Voilà une chronique, une vraie. Après une série de films élaborés et tortueux, le dernier Claire Denis pourrait presque être décrit comme un film où il ne se passe rien. Sauf que le « rien » en question s'appelle la vie, celle que Dutronc nomme madame l'existence. L'air de rien, par très petites touches, la cinéaste dresse un portrait collectif touchant et réaliste, qui réchauffe et remplit comme les 35 rhums du titre. Plus que jamais, elle se fait l'ambassadrice d'un cinéma de l'implicite, où le spectateur est invité à compléter lui-même sa vision de chaque personnage. On apprend peu de ces quatre-là, mais on devine tout un tas de choses sur eux, la complexité de leurs relations, le trouble de leur passé. Outre l'immeuble francilien dans lequel ils vivent, le point commun des personnages est qu'ils sont tous de passage, au sens propre comme au figuré. Pas étonnant si l'un des héros (oui, c'est le mot) est conducteur de RER et si une autre est chauffeur de taxi : du début à la fin, 35 rhums parle de transport, amoureux ou autre.

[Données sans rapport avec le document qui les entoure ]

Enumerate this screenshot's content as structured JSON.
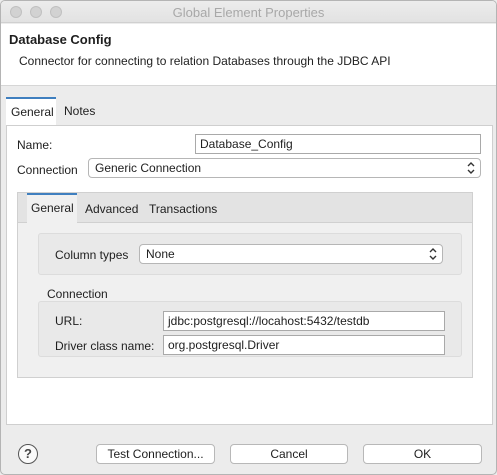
{
  "window": {
    "title": "Global Element Properties"
  },
  "header": {
    "title": "Database Config",
    "description": "Connector for connecting to relation Databases through the JDBC API"
  },
  "outer_tabs": [
    {
      "label": "General",
      "active": true
    },
    {
      "label": "Notes",
      "active": false
    }
  ],
  "form": {
    "name_label": "Name:",
    "name_value": "Database_Config",
    "connection_label": "Connection",
    "connection_value": "Generic Connection"
  },
  "inner_tabs": [
    {
      "label": "General",
      "active": true
    },
    {
      "label": "Advanced",
      "active": false
    },
    {
      "label": "Transactions",
      "active": false
    }
  ],
  "column_types": {
    "label": "Column types",
    "value": "None"
  },
  "connection_group": {
    "title": "Connection",
    "url_label": "URL:",
    "url_value": "jdbc:postgresql://locahost:5432/testdb",
    "driver_label": "Driver class name:",
    "driver_value": "org.postgresql.Driver"
  },
  "footer": {
    "help_glyph": "?",
    "test_connection": "Test Connection...",
    "cancel": "Cancel",
    "ok": "OK"
  },
  "colors": {
    "tab_accent": "#3f7fbf",
    "panel_bg": "#ffffff",
    "window_bg": "#ececec"
  }
}
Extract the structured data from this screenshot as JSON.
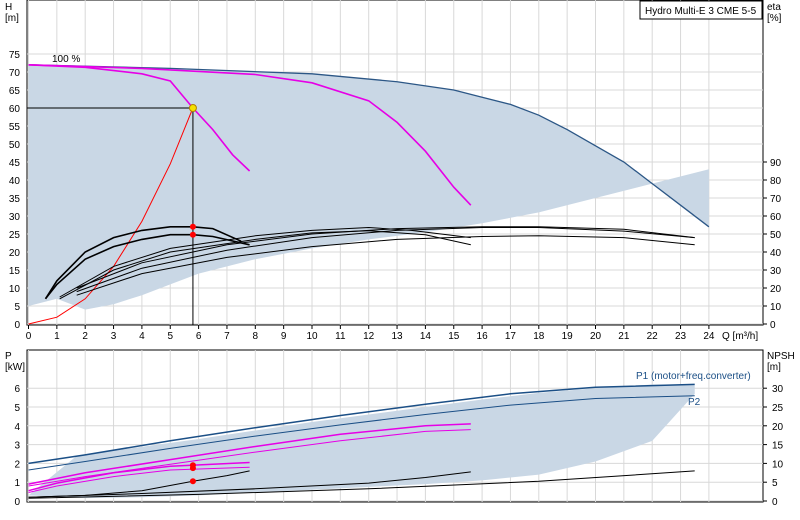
{
  "title": "Hydro Multi-E 3 CME 5-5",
  "colors": {
    "envelope_fill": "#c9d7e5",
    "envelope_edge": "#2c5786",
    "magenta": "#e600e6",
    "black": "#000000",
    "red": "#ff0000",
    "dark_blue": "#1b4f86",
    "duty_point": "#f5e000"
  },
  "chart_data": [
    {
      "type": "line",
      "name": "head",
      "ylabel_line1": "H",
      "ylabel_line2": "[m]",
      "y2label_line1": "eta",
      "y2label_line2": "[%]",
      "xlabel": "Q [m³/h]",
      "xlim": [
        0,
        24
      ],
      "xticks": [
        0,
        1,
        2,
        3,
        4,
        5,
        6,
        7,
        8,
        9,
        10,
        11,
        12,
        13,
        14,
        15,
        16,
        17,
        18,
        19,
        20,
        21,
        22,
        23,
        24
      ],
      "ylim": [
        0,
        80
      ],
      "yticks": [
        0,
        5,
        10,
        15,
        20,
        25,
        30,
        35,
        40,
        45,
        50,
        55,
        60,
        65,
        70,
        75
      ],
      "y2ticks": [
        0,
        10,
        20,
        30,
        40,
        50,
        60,
        70,
        80,
        90
      ],
      "speed_label": "100 %",
      "duty_point": {
        "q": 5.8,
        "h": 60
      },
      "envelope_top": [
        [
          0,
          72
        ],
        [
          5,
          71
        ],
        [
          10,
          69.5
        ],
        [
          13,
          67.3
        ],
        [
          15,
          65
        ],
        [
          16,
          63
        ],
        [
          17,
          61
        ],
        [
          18,
          58
        ],
        [
          19,
          54
        ],
        [
          20,
          49.5
        ],
        [
          21,
          45
        ],
        [
          22,
          39
        ],
        [
          23,
          33
        ],
        [
          24,
          27
        ]
      ],
      "envelope_bottom": [
        [
          0,
          5
        ],
        [
          0.5,
          6
        ],
        [
          1,
          7
        ],
        [
          2,
          4
        ],
        [
          3,
          5.5
        ],
        [
          4,
          8
        ],
        [
          5,
          11
        ],
        [
          6,
          14
        ],
        [
          8,
          18
        ],
        [
          10,
          21
        ],
        [
          12,
          23.5
        ],
        [
          14,
          25.5
        ],
        [
          16,
          28
        ],
        [
          18,
          31
        ],
        [
          20,
          35
        ],
        [
          22,
          39
        ],
        [
          24,
          43
        ]
      ],
      "series": [
        {
          "role": "head",
          "color": "magenta",
          "points": [
            [
              0,
              72
            ],
            [
              2,
              71.3
            ],
            [
              4,
              69.5
            ],
            [
              5,
              67.5
            ],
            [
              5.8,
              60
            ],
            [
              6.5,
              54
            ],
            [
              7.2,
              47
            ],
            [
              7.8,
              42.5
            ]
          ]
        },
        {
          "role": "head",
          "color": "magenta",
          "points": [
            [
              0,
              72
            ],
            [
              4,
              71
            ],
            [
              8,
              69.3
            ],
            [
              10,
              67
            ],
            [
              12,
              62
            ],
            [
              13,
              56
            ],
            [
              14,
              48
            ],
            [
              15,
              38
            ],
            [
              15.6,
              33
            ]
          ]
        },
        {
          "role": "system",
          "color": "red",
          "points": [
            [
              0,
              0
            ],
            [
              1,
              1.9
            ],
            [
              2,
              7
            ],
            [
              3,
              16
            ],
            [
              4,
              28.5
            ],
            [
              5,
              44.5
            ],
            [
              5.8,
              60
            ]
          ]
        },
        {
          "role": "eta",
          "color": "black",
          "points": [
            [
              0.6,
              7
            ],
            [
              1,
              12
            ],
            [
              2,
              20
            ],
            [
              3,
              24
            ],
            [
              4,
              26
            ],
            [
              5,
              27
            ],
            [
              5.8,
              27
            ],
            [
              6.5,
              26.5
            ],
            [
              7.5,
              23
            ]
          ]
        },
        {
          "role": "eta",
          "color": "black",
          "points": [
            [
              0.6,
              7
            ],
            [
              1,
              11
            ],
            [
              2,
              18
            ],
            [
              3,
              21.5
            ],
            [
              4,
              23.5
            ],
            [
              5,
              24.8
            ],
            [
              5.8,
              24.8
            ],
            [
              6.5,
              24.3
            ],
            [
              7.8,
              22
            ]
          ]
        },
        {
          "role": "eta",
          "color": "black",
          "points": [
            [
              1.1,
              7
            ],
            [
              3,
              15
            ],
            [
              5,
              20
            ],
            [
              8,
              23.5
            ],
            [
              10,
              25.3
            ],
            [
              12,
              25.9
            ],
            [
              14,
              24.8
            ],
            [
              15.6,
              22
            ]
          ]
        },
        {
          "role": "eta",
          "color": "black",
          "points": [
            [
              1.1,
              7.5
            ],
            [
              3,
              16
            ],
            [
              5,
              21
            ],
            [
              8,
              24.5
            ],
            [
              10,
              26
            ],
            [
              12,
              26.8
            ],
            [
              13.5,
              26
            ],
            [
              15.6,
              24
            ]
          ]
        },
        {
          "role": "eta",
          "color": "black",
          "points": [
            [
              1.7,
              8
            ],
            [
              4,
              14
            ],
            [
              7,
              18.5
            ],
            [
              10,
              21.5
            ],
            [
              13,
              23.5
            ],
            [
              16,
              24.3
            ],
            [
              18,
              24.5
            ],
            [
              21,
              24
            ],
            [
              23.5,
              22
            ]
          ]
        },
        {
          "role": "eta",
          "color": "black",
          "points": [
            [
              1.7,
              9
            ],
            [
              4,
              15.5
            ],
            [
              7,
              20.5
            ],
            [
              10,
              24
            ],
            [
              13,
              26
            ],
            [
              16,
              26.8
            ],
            [
              18,
              26.8
            ],
            [
              21,
              25.8
            ],
            [
              23.5,
              24
            ]
          ]
        },
        {
          "role": "eta",
          "color": "black",
          "points": [
            [
              1.7,
              10
            ],
            [
              4,
              17
            ],
            [
              7,
              22
            ],
            [
              10,
              25
            ],
            [
              13,
              26.5
            ],
            [
              16,
              27
            ],
            [
              18,
              27
            ],
            [
              21,
              26.3
            ],
            [
              23.5,
              24
            ]
          ]
        }
      ],
      "markers": [
        {
          "q": 5.8,
          "h": 27,
          "color": "red"
        },
        {
          "q": 5.8,
          "h": 24.8,
          "color": "red"
        }
      ]
    },
    {
      "type": "line",
      "name": "power",
      "ylabel_line1": "P",
      "ylabel_line2": "[kW]",
      "y2label_line1": "NPSH",
      "y2label_line2": "[m]",
      "xlim": [
        0,
        24
      ],
      "ylim": [
        0,
        7
      ],
      "yticks": [
        0,
        1,
        2,
        3,
        4,
        5,
        6
      ],
      "y2ticks": [
        0,
        5,
        10,
        15,
        20,
        25,
        30
      ],
      "series_labels": [
        "P1 (motor+freq.converter)",
        "P2"
      ],
      "envelope_top": [
        [
          1.7,
          2.4
        ],
        [
          6,
          3.3
        ],
        [
          10,
          4.2
        ],
        [
          13,
          4.8
        ],
        [
          16,
          5.4
        ],
        [
          18,
          5.75
        ],
        [
          20,
          6
        ],
        [
          22,
          6.2
        ],
        [
          23.5,
          6.2
        ]
      ],
      "envelope_bottom": [
        [
          0,
          0.3
        ],
        [
          2,
          0.15
        ],
        [
          4,
          0.2
        ],
        [
          6,
          0.3
        ],
        [
          8,
          0.45
        ],
        [
          10,
          0.6
        ],
        [
          12,
          0.75
        ],
        [
          14,
          0.9
        ],
        [
          16,
          1.1
        ],
        [
          18,
          1.4
        ],
        [
          20,
          2.1
        ],
        [
          22,
          3.2
        ],
        [
          23.5,
          5.7
        ]
      ],
      "series": [
        {
          "role": "P1",
          "color": "dark_blue",
          "points": [
            [
              0,
              2
            ],
            [
              2,
              2.45
            ],
            [
              5,
              3.2
            ],
            [
              8,
              3.9
            ],
            [
              11,
              4.55
            ],
            [
              14,
              5.15
            ],
            [
              17,
              5.7
            ],
            [
              20,
              6.05
            ],
            [
              23.5,
              6.2
            ]
          ]
        },
        {
          "role": "P2",
          "color": "dark_blue",
          "points": [
            [
              0,
              1.65
            ],
            [
              2,
              2.1
            ],
            [
              5,
              2.8
            ],
            [
              8,
              3.45
            ],
            [
              11,
              4.05
            ],
            [
              14,
              4.6
            ],
            [
              17,
              5.1
            ],
            [
              20,
              5.45
            ],
            [
              23.5,
              5.6
            ]
          ]
        },
        {
          "role": "P1",
          "color": "magenta",
          "points": [
            [
              0,
              0.9
            ],
            [
              2,
              1.5
            ],
            [
              5,
              2.2
            ],
            [
              8,
              2.9
            ],
            [
              11,
              3.55
            ],
            [
              14,
              4
            ],
            [
              15.6,
              4.1
            ]
          ]
        },
        {
          "role": "P2",
          "color": "magenta",
          "points": [
            [
              0,
              0.8
            ],
            [
              2,
              1.3
            ],
            [
              5,
              1.95
            ],
            [
              8,
              2.6
            ],
            [
              11,
              3.2
            ],
            [
              14,
              3.7
            ],
            [
              15.6,
              3.8
            ]
          ]
        },
        {
          "role": "P1",
          "color": "magenta",
          "points": [
            [
              0,
              0.55
            ],
            [
              1,
              0.95
            ],
            [
              3,
              1.5
            ],
            [
              5,
              1.85
            ],
            [
              7.8,
              2.05
            ]
          ]
        },
        {
          "role": "P2",
          "color": "magenta",
          "points": [
            [
              0,
              0.45
            ],
            [
              1,
              0.8
            ],
            [
              3,
              1.3
            ],
            [
              5,
              1.65
            ],
            [
              7.8,
              1.8
            ]
          ]
        },
        {
          "role": "NPSH",
          "color": "black",
          "points": [
            [
              0,
              0.2
            ],
            [
              2,
              0.3
            ],
            [
              4,
              0.55
            ],
            [
              5.8,
              1.05
            ],
            [
              7,
              1.35
            ],
            [
              7.8,
              1.6
            ]
          ]
        },
        {
          "role": "NPSH",
          "color": "black",
          "points": [
            [
              0,
              0.2
            ],
            [
              4,
              0.4
            ],
            [
              8,
              0.65
            ],
            [
              12,
              0.95
            ],
            [
              14,
              1.25
            ],
            [
              15.6,
              1.55
            ]
          ]
        },
        {
          "role": "NPSH",
          "color": "black",
          "points": [
            [
              0,
              0.15
            ],
            [
              6,
              0.35
            ],
            [
              12,
              0.65
            ],
            [
              18,
              1.05
            ],
            [
              23.5,
              1.6
            ]
          ]
        }
      ],
      "markers": [
        {
          "q": 5.8,
          "p": 1.9,
          "color": "red"
        },
        {
          "q": 5.8,
          "p": 1.75,
          "color": "red"
        },
        {
          "q": 5.8,
          "p": 1.05,
          "color": "red"
        }
      ]
    }
  ]
}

Et comment parler de transport sans montrer également le surplace, social ou affectif, qui les touche à un moment ou à un autre. Denis montre des personnages résignés mais pas désespérés, qui décident de ne pas subir la stagnation de leurs existences, mais au contraire d'en profiter. Par le biais de nombreuses scènes de bar, elle évoque la force de l'union, du métissage, sans pour autant faire de son film l'édifiante étude sociologique amorcée dans le premier quart d'heure (notamment par le biais d'un cours d'anthropologie). Là n'est pas la question : 35 rhums n'est pas une leçon de morale, mais un film sur ce qui fut appelé avec dédain la France d'en bas, ceux qui la font, ceux qui la vivent, avec parfois des bleus à l'âme mais en s'appuyant toujours sur du positif.
Portée par des interprètes juste exceptionnels (Venise aurait dû leur accorder une récompense collective), voilà une oeuvre qui prouve, si besoin était, que Claire Denis est l'un des rares piliers du cinéma hexagonal, capable de basculer dans la noirceur déconstruite au détour d'un film avant de s'ouvrir au monde dans le suivant. Avec toujours l'ambition d'un cinéma de qualité, porté l'air de rien par une écriture ciselée et une image étourdissante (ah, Agnès Godard). juste une très grande artiste, dont on devrait reparler d'ici peu, puisqu'un autre de ses films (tourné avant celui-ci) devrait sortir dans l'année.